Like many other families, ours is one in which both parents work hard, the kids don't seem to work hard enough, and we all try our best to take care of each other. Sometimes it gets a little chaotic, but it's worked for almost 20 years. Our kids know that they can call either one of us in a panic to bring the book they forgot at school, and they don't have to feel guilty that either one of their parents are putting their dreams on hold for them.

Mr. Thomas dedicated his column "to the one or two young women in Carson City who might accidentally read it." I am confident that the young women of Carson City, and elsewhere, are perfectly capable of planning their lives without input from Mr. Thomas, or from me. But since he has weighed in on the subject, I will rise to the bait.

Mr. Thomas tells us of one daughter who is married and has a successful "public relations business in Houston with her husband." This "liberated" daughter is now suffering ill health because she cannot keep up with the demands of motherhood and her career. Mr. Thomas' concern for his daughter does not apparently extend to suggesting that her husband, who is her partner at work, become her partner in life, and share equally in the raising of their child and the running of their home. Perhaps it is the expectations of the men in her life, and not her own internal conflicts, that have caused this woman's suffering.

It is his other daughter, Lise, whom Mr. Thomas holds up to the young women of Carson City as a role model. This daughter "decided not to fight the battle between career and motherhood," has cut back her work, and will engage in "full-time home management until Sterling is through school, at which time Lise will enter law school ."

Lise, I respect your decision to stay home with your daughter, and there are times now that my daughter is leaving home to go off to school when I wish I had done the same. But don't believe your father when he tells you that at 45 to 48 years old you still will have "a solid 20 years to enjoy your new challenge. With your degree, most employment doors will be open to you. Employers prefer mature women who are past the child rearing stage."

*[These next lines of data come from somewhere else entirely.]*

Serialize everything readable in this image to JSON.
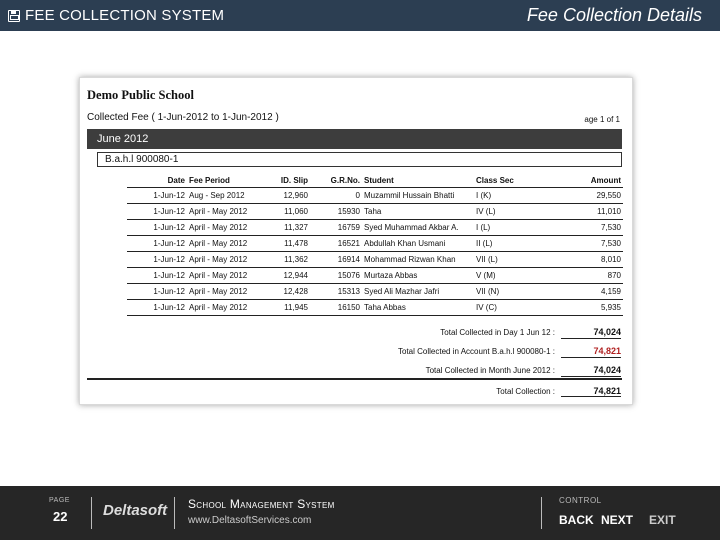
{
  "header": {
    "app_title": "FEE COLLECTION SYSTEM",
    "page_heading": "Fee Collection Details"
  },
  "report": {
    "school_name": "Demo Public School",
    "collected_line": "Collected Fee ( 1-Jun-2012 to 1-Jun-2012 )",
    "page_indicator": "age 1 of 1",
    "month": "June 2012",
    "account": "B.a.h.l 900080-1",
    "columns": [
      "Date",
      "Fee Period",
      "ID. Slip",
      "G.R.No.",
      "Student",
      "Class Sec",
      "Amount"
    ],
    "rows": [
      [
        "1-Jun-12",
        "Aug - Sep 2012",
        "12,960",
        "0",
        "Muzammil Hussain Bhatti",
        "I (K)",
        "29,550"
      ],
      [
        "1-Jun-12",
        "April - May 2012",
        "11,060",
        "15930",
        "Taha",
        "IV (L)",
        "11,010"
      ],
      [
        "1-Jun-12",
        "April - May 2012",
        "11,327",
        "16759",
        "Syed Muhammad Akbar A.",
        "I (L)",
        "7,530"
      ],
      [
        "1-Jun-12",
        "April - May 2012",
        "11,478",
        "16521",
        "Abdullah Khan Usmani",
        "II (L)",
        "7,530"
      ],
      [
        "1-Jun-12",
        "April - May 2012",
        "11,362",
        "16914",
        "Mohammad Rizwan Khan",
        "VII (L)",
        "8,010"
      ],
      [
        "1-Jun-12",
        "April - May 2012",
        "12,944",
        "15076",
        "Murtaza Abbas",
        "V (M)",
        "870"
      ],
      [
        "1-Jun-12",
        "April - May 2012",
        "12,428",
        "15313",
        "Syed Ali Mazhar Jafri",
        "VII (N)",
        "4,159"
      ],
      [
        "1-Jun-12",
        "April - May 2012",
        "11,945",
        "16150",
        "Taha Abbas",
        "IV (C)",
        "5,935"
      ]
    ],
    "totals": [
      {
        "label": "Total Collected in Day 1 Jun 12 :",
        "value": "74,024"
      },
      {
        "label": "Total Collected in Account B.a.h.l 900080-1 :",
        "value": "74,821"
      },
      {
        "label": "Total Collected in Month June 2012 :",
        "value": "74,024"
      }
    ],
    "grand_total_label": "Total Collection :",
    "grand_total_value": "74,821"
  },
  "footer": {
    "page_caption": "PAGE",
    "page_number": "22",
    "brand": "Deltasoft",
    "system_name": "School Management System",
    "website": "www.DeltasoftServices.com",
    "control_caption": "CONTROL",
    "back_label": "BACK",
    "next_label": "NEXT",
    "exit_label": "EXIT"
  },
  "colors": {
    "header_bg": "#2c3e52",
    "footer_bg": "#262626",
    "month_bar_bg": "#3d3d3d",
    "highlight_total": "#b02020"
  }
}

I am 46, and have practiced law for almost 20 years. I hate to break it to you, Lise, but its not a profession you can expect to enter in your forties with any realistic hope of success. All those guys like your father, and women who didn't listen to guys like him, will have a 20-year jump on you. When you are starting out, you will be doing their grunt work and working 80 hours a week while they are heading off to their weekend cabins on Thursday afternoons. And that line about "employers preferring mature women" - it's a crock. People who make hiring decisions are normally in their late 40s. They know they are tempted now and then to sneak in a little nap after lunch. They know they had a lot more fire in their 20s and 30s. They know they would feel more comfortable exploiting someone who is younger than they are. And they know they're already thinking about their retirements.

To those one or two unfortunate young women in Carson City who may have accidentally read Mr. Thomas' pontifications: I suggest you cut the column out and put it in your wallet as another form of birth control. If you find someone you feel that spark for, take out the old tattered Thomas column and ask him to read it. If he isn't either outraged or amused, he's not a man to have children with. Not if he expects you to be the only one to feel "the chaos and guilt of balancing the needs of your children with an outside career" because he can't be bothered with "women's work."

If you want a career, and children too, wait for a man who understands he will be as responsible for the kids and the house as you are. If you do, you can both "have it all."